Might as well call it LR?

Ah, that exposed the fact there's a missing include of asm/assembler.h. All fixed.

Given the code is going to overwrite lr with the value returned by trampoline_probe_handler might eliminate the store to #S_LR above.

It's not only about what's restored though, it's about what the trace/user code is told the register contents are.

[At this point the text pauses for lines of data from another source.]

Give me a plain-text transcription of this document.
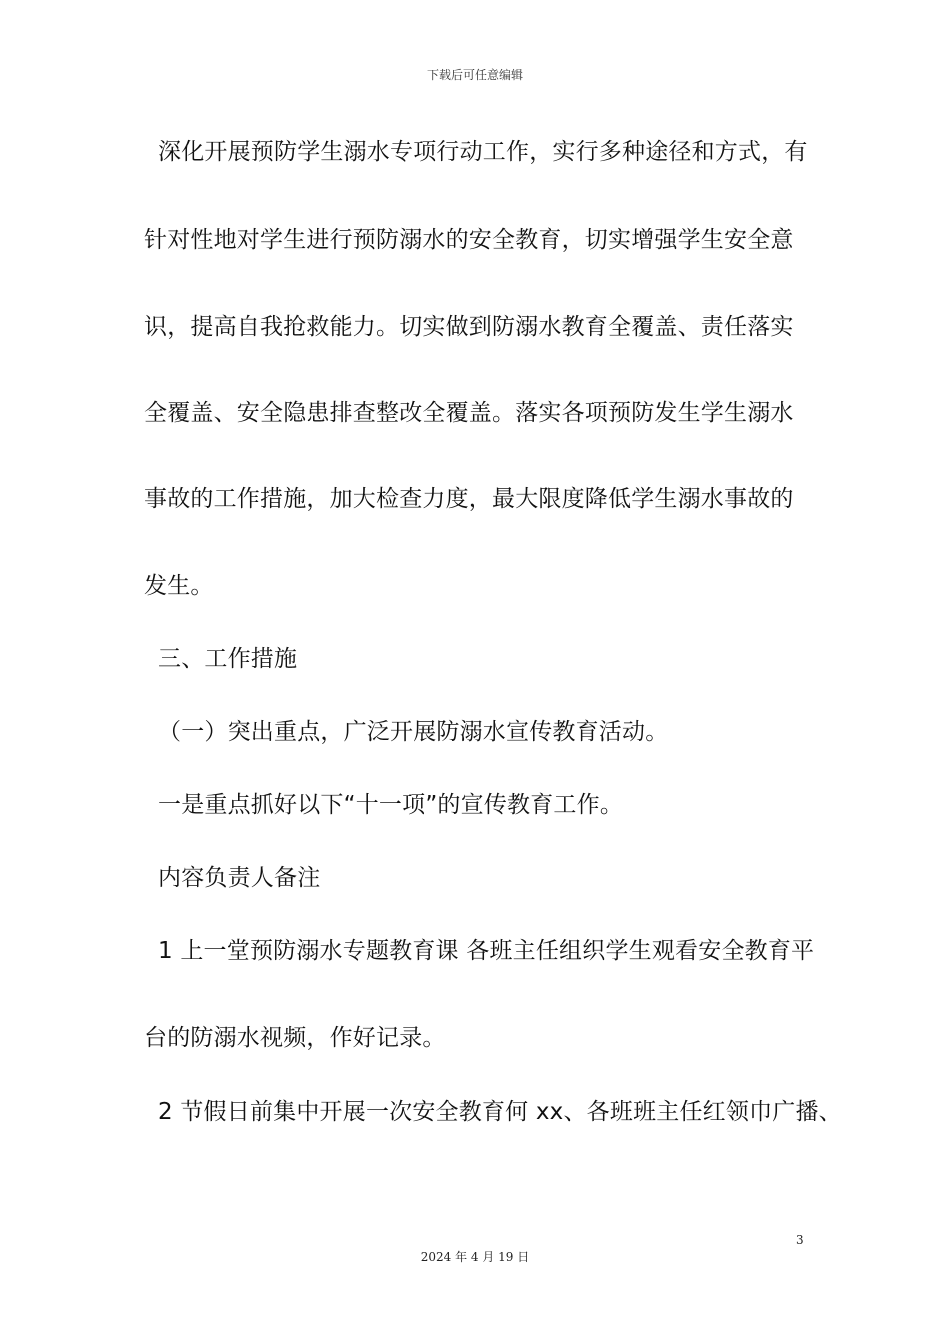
下载后可任意编辑
深化开展预防学生溺水专项行动工作，实行多种途径和方式，有
针对性地对学生进行预防溺水的安全教育，切实增强学生安全意
识，提高自我抢救能力。切实做到防溺水教育全覆盖、责任落实
全覆盖、安全隐患排查整改全覆盖。落实各项预防发生学生溺水
事故的工作措施，加大检查力度，最大限度降低学生溺水事故的
发生。
三、工作措施
（一）突出重点，广泛开展防溺水宣传教育活动。
一是重点抓好以下“十一项”的宣传教育工作。
内容负责人备注
1 上一堂预防溺水专题教育课 各班主任组织学生观看安全教育平
台的防溺水视频，作好记录。
2 节假日前集中开展一次安全教育何 xx、各班班主任红领巾广播、
3
2024 年 4 月 19 日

+ add x0, sp, #S_FRAME_SIZE
+ str x0, [sp, #S_SP]
+ mrs x0, nzcv
+ mrs x1, daif
+ orr x0, x0, x1
+ /* There seems no easy way to get the mode field so make one up */
+ add x0, x0, #5

Do you mean something like CurrentEL? You could also save SPSel whilst
you're at it.

OK, I've retrieved CurrentEL and SPSel and orr'd them into the saved PSTATE.

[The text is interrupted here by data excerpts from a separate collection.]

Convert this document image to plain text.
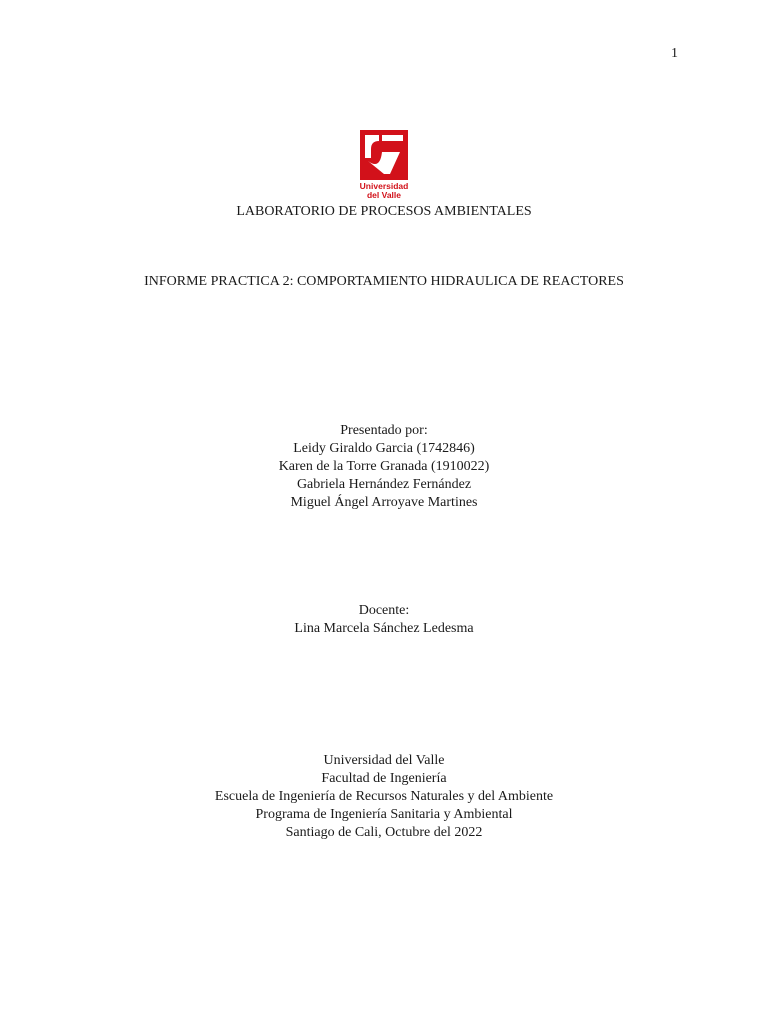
1
Universidad
del Valle
LABORATORIO DE PROCESOS AMBIENTALES
INFORME PRACTICA 2: COMPORTAMIENTO HIDRAULICA DE REACTORES
Presentado por:
Leidy Giraldo Garcia (1742846)
Karen de la Torre Granada (1910022)
Gabriela Hernández Fernández
Miguel Ángel Arroyave Martines
Docente:
Lina Marcela Sánchez Ledesma
Universidad del Valle
Facultad de Ingeniería
Escuela de Ingeniería de Recursos Naturales y del Ambiente
Programa de Ingeniería Sanitaria y Ambiental
Santiago de Cali, Octubre del 2022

Looking at the my patch again I am wondering if the patch could skip storing daif and the mode field. The nzcv bit are the only thing restored.

Again, want to have realistic saved register contents.

+ str x0, [sp, #S_PSTATE]
+ mov x0, sp
+ bl trampoline_probe_handler
+ /* Replace trampoline address in lr with actual
+ orig_ret_addr return address. */
+ str x0, [sp, #S_LR]

Why do you need to store it on the stack? You could do a "mov lr, x0",
and drop the last load of the sequence below...

Ah, yes, that would save a store/load pair.


+ ldr x0, [sp, #S_PSTATE]
+ msr nzcv, x0
+ ldp x0, x1, [sp, #S_X0]
+ ldp x2, x3, [sp, #S_X2]
+ ldp x4, x5, [sp, #S_X4]
+ ldp x6, x7, [sp, #S_X6]
+ ldp x8, x9, [sp, #S_X8]
+ ldp x10, x11, [sp, #S_X10]
+ ldp x12, x13, [sp, #S_X12]
+ ldp x14, x15, [sp, #S_X14]
+ ldp x16, x17, [sp, #S_X16]
+ ldp x18, x19, [sp, #S_X18]
+ ldp x20, x21, [sp, #S_X20]
+ ldp x22, x23, [sp, #S_X22]
+ ldp x24, x25, [sp, #S_X24]
+ ldp x26, x27, [sp, #S_X26]
+ ldp x28, x29, [sp, #S_X28]
+ ldr x30, [sp, #S_LR]
+ add sp, sp, #S_FRAME_SIZE
+ ret